Oleh karenanya, Solidaritas Perempuan mendesak pemerintah untuk:
- Menghentikan seluruh aktivitas investasi dan industri yang menjadi akar penyebab timbulnya bencana ekologi yang berdampak pada masyarakat, khususnya perempuan.

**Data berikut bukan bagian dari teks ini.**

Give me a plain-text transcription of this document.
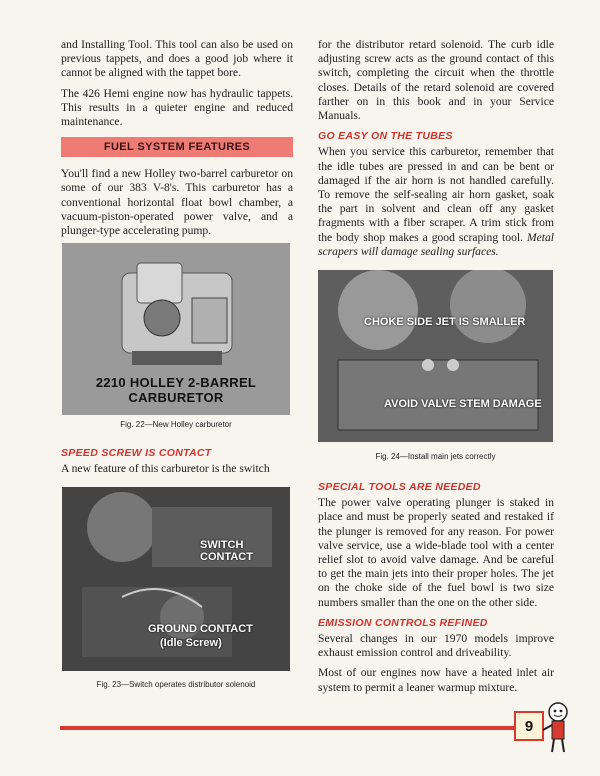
and Installing Tool. This tool can also be used on previous tappets, and does a good job where it cannot be aligned with the tappet bore.

The 426 Hemi engine now has hydraulic tappets. This results in a quieter engine and reduced maintenance.

FUEL SYSTEM FEATURES

You'll find a new Holley two-barrel carburetor on some of our 383 V-8's. This carburetor has a conventional horizontal float bowl chamber, a vacuum-piston-operated power valve, and a plunger-type accelerating pump.

2210 HOLLEY 2-BARREL CARBURETOR
Fig. 22—New Holley carburetor
SPEED SCREW IS CONTACT

A new feature of this carburetor is the switch

SWITCH CONTACT
GROUND CONTACT
(Idle Screw)
Fig. 23—Switch operates distributor solenoid

for the distributor retard solenoid. The curb idle adjusting screw acts as the ground contact of this switch, completing the circuit when the throttle closes. Details of the retard solenoid are covered farther on in this book and in your Service Manuals.

GO EASY ON THE TUBES

When you service this carburetor, remember that the idle tubes are pressed in and can be bent or damaged if the air horn is not handled carefully. To remove the self-sealing air horn gasket, soak the part in solvent and clean off any gasket fragments with a fiber scraper. A trim stick from the body shop makes a good scraping tool. Metal scrapers will damage sealing surfaces.

CHOKE SIDE JET IS SMALLER
AVOID VALVE STEM DAMAGE
Fig. 24—Install main jets correctly
SPECIAL TOOLS ARE NEEDED

The power valve operating plunger is staked in place and must be properly seated and restaked if the plunger is removed for any reason. For power valve service, use a wide-blade tool with a center relief slot to avoid valve damage. And be careful to get the main jets into their proper holes. The jet on the choke side of the fuel bowl is two size numbers smaller than the one on the other side.

EMISSION CONTROLS REFINED

Several changes in our 1970 models improve exhaust emission control and driveability.

Most of our engines now have a heated inlet air system to permit a leaner warmup mixture.

9
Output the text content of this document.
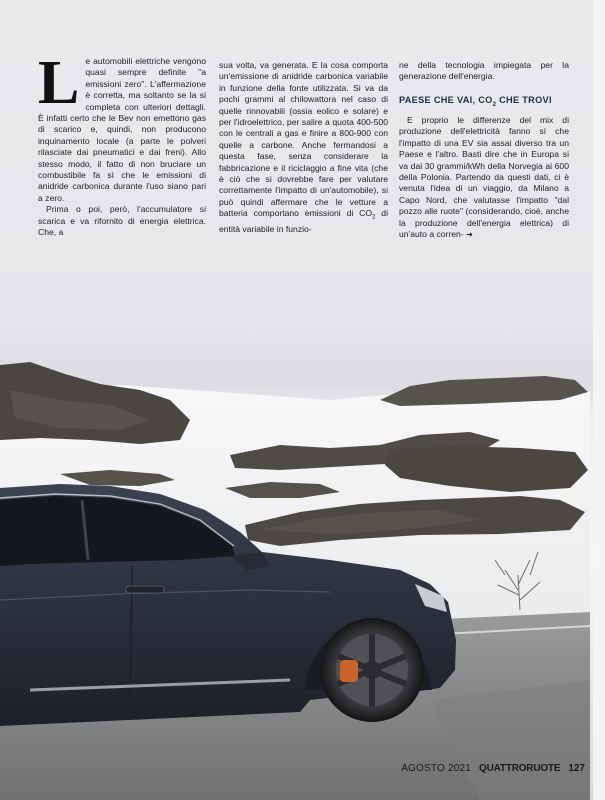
Le automobili elettriche vengono quasi sempre definite "a emissioni zero". L'affermazione è corretta, ma soltanto se la si completa con ulteriori dettagli. È infatti certo che le Bev non emettono gas di scarico e, quindi, non producono inquinamento locale (a parte le polveri rilasciate dai pneumatici e dai freni). Allo stesso modo, il fatto di non bruciare un combustibile fa sì che le emissioni di anidride carbonica durante l'uso siano pari a zero.

Prima o poi, però, l'accumulatore si scarica e va rifornito di energia elettrica. Che, a

sua volta, va generata. E la cosa comporta un'emissione di anidride carbonica variabile in funzione della fonte utilizzata. Si va da pochi grammi al chilowattora nel caso di quelle rinnovabili (ossia eolico e solare) e per l'idroelettrico, per salire a quota 400-500 con le centrali a gas e finire a 800-900 con quelle a carbone. Anche fermandosi a questa fase, senza considerare la fabbricazione e il riciclaggio a fine vita (che è ciò che si dovrebbe fare per valutare correttamente l'impatto di un'automobile), si può quindi affermare che le vetture a batteria comportano emissioni di $CO_2$ di entità variabile in funzio-

ne della tecnologia impiegata per la generazione dell'energia.

PAESE CHE VAI, $CO_2$ CHE TROVI

E proprio le differenze del mix di produzione dell'elettricità fanno sì che l'impatto di una EV sia assai diverso tra un Paese e l'altro. Basti dire che in Europa si va dai 30 grammi/kWh della Norvegia ai 600 della Polonia. Partendo da questi dati, ci è venuta l'idea di un viaggio, da Milano a Capo Nord, che valutasse l'impatto "dal pozzo alle ruote" (considerando, cioè, anche la produzione dell'energia elettrica) di un'auto a corren- ➜

AGOSTO 2021 QUATTRORUOTE 127
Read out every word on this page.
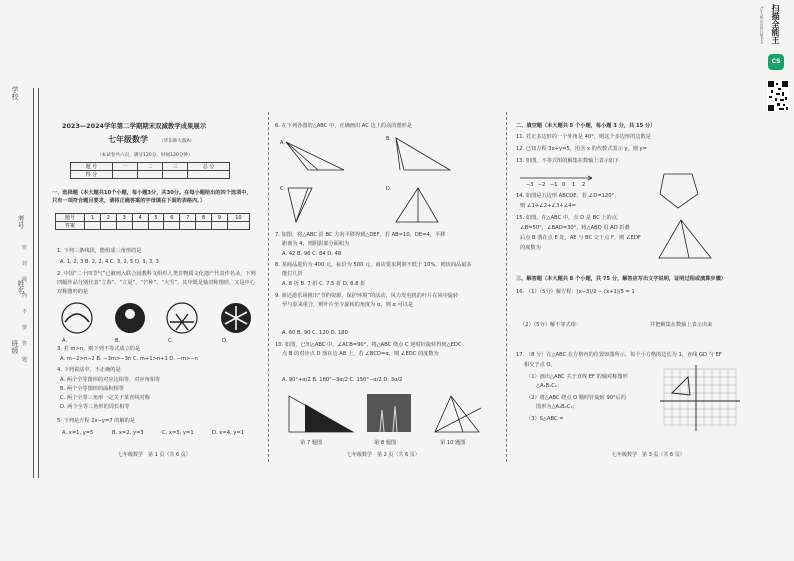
学校
班级
姓名
考号
密
封
线
内
不
要
答
题
2023—2024学年第二学期期末双减教学成果展示
七年级数学 （华东师大版A）
（本试卷共六页，满分120分，时间120分钟）
题 号	一	二	三	总 分
得 分				
一、选择题（本大题共10个小题，每小题3分，共30分。在每小题给出的四个选项中，
只有一项符合题目要求，请将正确答案的字母填在下面的表格内。）
题号	1	2	3	4	5	6	7	8	9	10
答案										
1. 下列三条线段，能组成三角形的是
A. 1, 2, 3 B. 2, 2, 4 C. 3, 2, 5 D. 3, 3, 3
2. 中国“二十四节气”已被列入联合国教科文组织人类非物质文化遗产代表作名录，下列
四幅作品分别代表“立春”、“立夏”、“芒种”、“大雪”，其中既是轴对称图形，又是中心
对称图形的是
A.	B.	C.	D.
3. 若 m>n，则下列不等式成立的是
A. m−2>n−2 B. −3m>−3n C. m+1>n+1 D. −m>−n
4. 下列说法中，不正确的是
A. 两个全等图形的对应边相等，对应角相等
B. 两个全等图形的面积相等
C. 两个全等三角形一定关于某直线对称
D. 两个全等三角形的周长相等
5. 下列是方程 2x−y=7 的解的是
A. x=1, y=5	B. x=2, y=3	C. x=3, y=1	D. x=4, y=1
七年级数学　第 1 页（共 6 页）
6. 在下列各图的△ABC 中，正确画出 AC 边上的高的图形是
A.
B.
C.	D.
7. 如图，将△ABC 沿 BC 方向平移得到△DEF，若 AB=10，DE=4，平移
距离为 4，则阴影部分面积为
A. 42 B. 96 C. 84 D. 48
8. 某商品进价为 400 元，标价为 500 元，商店要求利润不低于 10%，则该商品最多
能打几折
A. 8 折 B. 7 折 C. 7.5 折 D. 8.8 折
9. 新近游乐场推出“节约资源，保护环境”的活动，风力发电机的叶片在风中旋转
至与原来重合，则叶片至少旋转的角度为 α，则 α 可以是
A. 60 B. 90 C. 120 D. 180
10. 如图，已知△ABC 中，∠ACB=90°，将△ABC 绕点 C 逆时针旋转得到△EDC，
点 B 的对应点 D 落在边 AB 上，若 ∠BCD=α，则 ∠EDC 的度数为
A. 90°+α/2 B. 180°−3α/2 C. 150°−α/2 D. 3α/2
第 7 题图	第 8 题图	第 10 题图
七年级数学　第 2 页（共 6 页）
二、填空题（本大题共 5 个小题，每小题 3 分，共 15 分）
11. 若正多边形的一个外角是 40°，则这个多边形的边数是
12. 已知方程 3x+y=5，用含 x 的代数式表示 y，则 y=
13. 如图，不等式组的解集在数轴上表示如下
−3 −2 −1 0 1 2
14. 如图是五边形 ABCDE，若 ∠D=120°，
则 ∠1+∠2+∠3+∠4=
15. 如图，在△ABC 中，点 D 是 BC 上的点，
∠B=50°，∠BAD=30°，将△ABD 沿 AD 折叠
后点 B 落在点 E 处，AE 与 BC 交于点 F，则 ∠EDF
的度数为
三、解答题（本大题共 8 个小题，共 75 分，解答应写出文字说明，证明过程或演算步骤）
16. （1）（5分）解方程：(x−3)/2 − (x+1)/5 = 1
（2）（5分）解不等式组：	并把解集在数轴上表示出来
17. （8 分）在△ABC 在方格内的位置如图所示，每个小方格的边长为 1，直线 GD 与 EF
相交于点 O。
（1）画出△ABC 关于直线 EF 的轴对称图形
△A₁B₁C₁；
（2）将△ABC 绕点 O 顺时针旋转 90°后的
图形为△A₂B₂C₂；
（3）S△ABC =
七年级数学　第 3 页（共 6 页）
CS
扫描全能王
3亿人都在用的扫描App
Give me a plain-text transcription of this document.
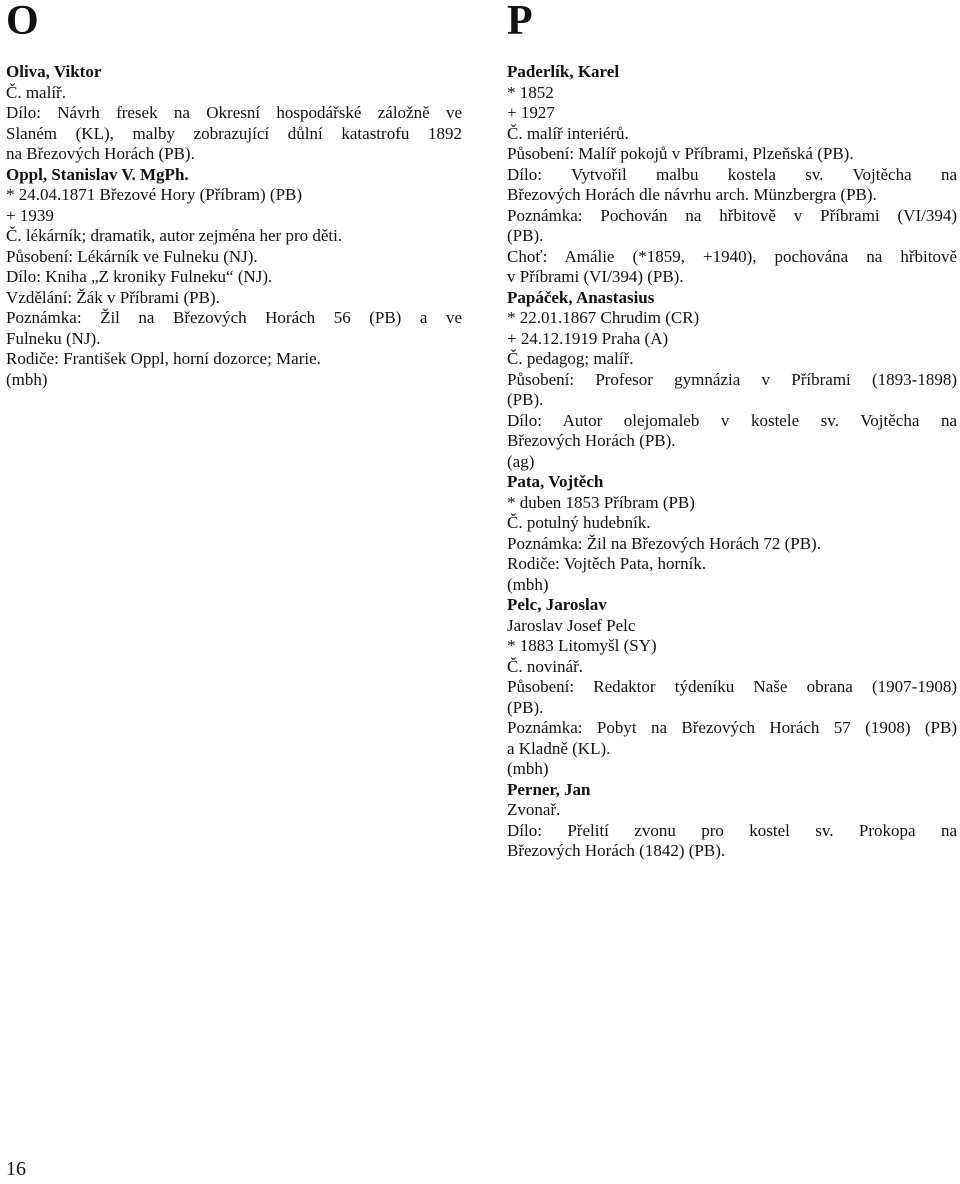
O

Oliva, Viktor

Č. malíř.

Dílo: Návrh fresek na Okresní hospodářské záložně ve

Slaném (KL), malby zobrazující důlní katastrofu 1892

na Březových Horách (PB).

Oppl, Stanislav V. MgPh.

* 24.04.1871 Březové Hory (Příbram) (PB)

+ 1939

Č. lékárník; dramatik, autor zejména her pro děti.

Působení: Lékárník ve Fulneku (NJ).

Dílo: Kniha „Z kroniky Fulneku“ (NJ).

Vzdělání: Žák v Příbrami (PB).

Poznámka: Žil na Březových Horách 56 (PB) a ve

Fulneku (NJ).

Rodiče: František Oppl, horní dozorce; Marie.

(mbh)

P

Paderlík, Karel

* 1852

+ 1927

Č. malíř interiérů.

Působení: Malíř pokojů v Příbrami, Plzeňská (PB).

Dílo: Vytvořil malbu kostela sv. Vojtěcha na

Březových Horách dle návrhu arch. Münzbergra (PB).

Poznámka: Pochován na hřbitově v Příbrami (VI/394)

(PB).

Choť: Amálie (*1859, +1940), pochována na hřbitově

v Příbrami (VI/394) (PB).

Papáček, Anastasius

* 22.01.1867 Chrudim (CR)

+ 24.12.1919 Praha (A)

Č. pedagog; malíř.

Působení: Profesor gymnázia v Příbrami (1893-1898)

(PB).

Dílo: Autor olejomaleb v kostele sv. Vojtěcha na

Březových Horách (PB).

(ag)

Pata, Vojtěch

* duben 1853 Příbram (PB)

Č. potulný hudebník.

Poznámka: Žil na Březových Horách 72 (PB).

Rodiče: Vojtěch Pata, horník.

(mbh)

Pelc, Jaroslav

Jaroslav Josef Pelc

* 1883 Litomyšl (SY)

Č. novinář.

Působení: Redaktor týdeníku Naše obrana (1907-1908)

(PB).

Poznámka: Pobyt na Březových Horách 57 (1908) (PB)

a Kladně (KL).

(mbh)

Perner, Jan

Zvonař.

Dílo: Přelití zvonu pro kostel sv. Prokopa na

Březových Horách (1842) (PB).

16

- Memperhatikan daya dukung dan daya tampung lingkungan dalam pembangunan infrastruktur dan mengkonsultasikannya kepada masyarakat, terutama perempuan
- Menjalankan Peraturan Kepala (Perka) Badan Nasional Penanggulangan Bencana (BNPB) No. 13 Tahun 2014 tentang Pengarusutamaan Gender dalam Penanggulangan Bencana dan Peraturan Mentri (Permen) Pemberdayaan Perempuan dan Perlindungan Anak (PPPA) tentang Pelindungan Perempuan dan Pelindungan Anak dari Kekerasan Gender dalam Bencana, termasuk yang berkaitan dengan penyediaan data terpilah gender agar penanganan terhadap perempuan dalam situasi bencana dapat dilakukan secara tepat dan menyasar kebutuhan spesifik perempuan.
- Melibatkan Perempuan dalam mitigasi dan adaptasi kebencanaan, termasuk dalam segala pengambilan keputusan yang berkaitan dengan kebencanaan.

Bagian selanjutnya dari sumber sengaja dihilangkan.